Two parallel adjustments at the same trainer:
1. Raise holdout_mult on HE/85 specifically to 3.0 or 4.0 (only HE/85,
   keep MBPP/53 at 2.0).
2. Replace the global long-poison ×0.5 with **per-bench** poison
   weight: scale only MBPP-source long poison, keep HE-source poison
   at full 1.0 (preserves HE/27 etc).

Both are 5-line changes to bd6_8d trainer. ~25 min training + gate.

### BD6.8D-rank — increase LoRA capacity

If HE/85 cannot be fixed even at 4×, the issue may be insufficient
rank for a 366-char target. Try r=16, alpha=32 (4× param count).
~30-40 min training + gate.

### BD6.9 — accept BD6.5 as ceiling

If neither D2 nor rank-bump moves HE/85, accept that BD6.5 ceiling
of 15/19 is the *real* anchor ceiling for this organ at this
runtime+verifier configuration. Promote BD6.5 to "tier-1 alternative"
behind a feature flag with explicit per-bench gating, never as
default production.

## Production state (after BD6.8D revert)

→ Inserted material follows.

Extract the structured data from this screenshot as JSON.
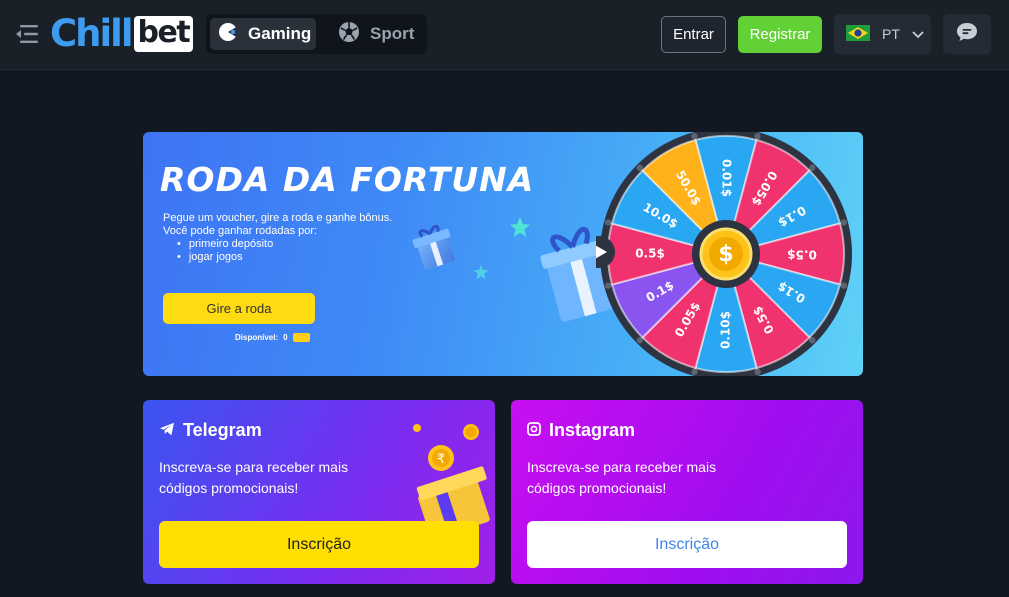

* `PHYS05_PACK = physarum05b_code_skeleton.planck` (BD6 pass-1).
* phys05_code_skeleton spec: rep=1.15, ng=2, cuda_rep=1.05 (unchanged).
* Anchor 19/19 verified post-revert.
* `physarum05b_code_skeleton_v8.planck` archived.
* `tools/surgery/output/code_skeleton_lora_v8/` archived (final + 5 mid-checkpoints @ 100, 200, 300, 400, 500).
* `tools/surgery/output/Physarum05B-CodeSkeleton-v8/` archived.

## Files this pass touched

* `tools/surgery/train_code_skeleton_lora_bd6_8d.py` — new, token-weighted CE trainer
* `physarum05b_code_skeleton_v8.planck` — repacked (rejected, archived)
* `tools/surgery/output/code_skeleton_lora_v8/` — adapter + 5 checkpoints (rejected)
* `tools/surgery/output/Physarum05B-CodeSkeleton-v8/` — merged HF dir (rejected)
* `src/organs/organ_manager.cpp::PHYS05_PACK` — flipped to v8 then back to v1
* `reports/BD6_8D_TOKEN_WEIGHTED_CE.md` — this file

The targeted lever works. Strict gate still rejects. The remaining
HE-side losses point at LoRA capacity, decoder fragility, and
asymmetric poison weighting — three different problems at the
boundary of what training-only surgery can do.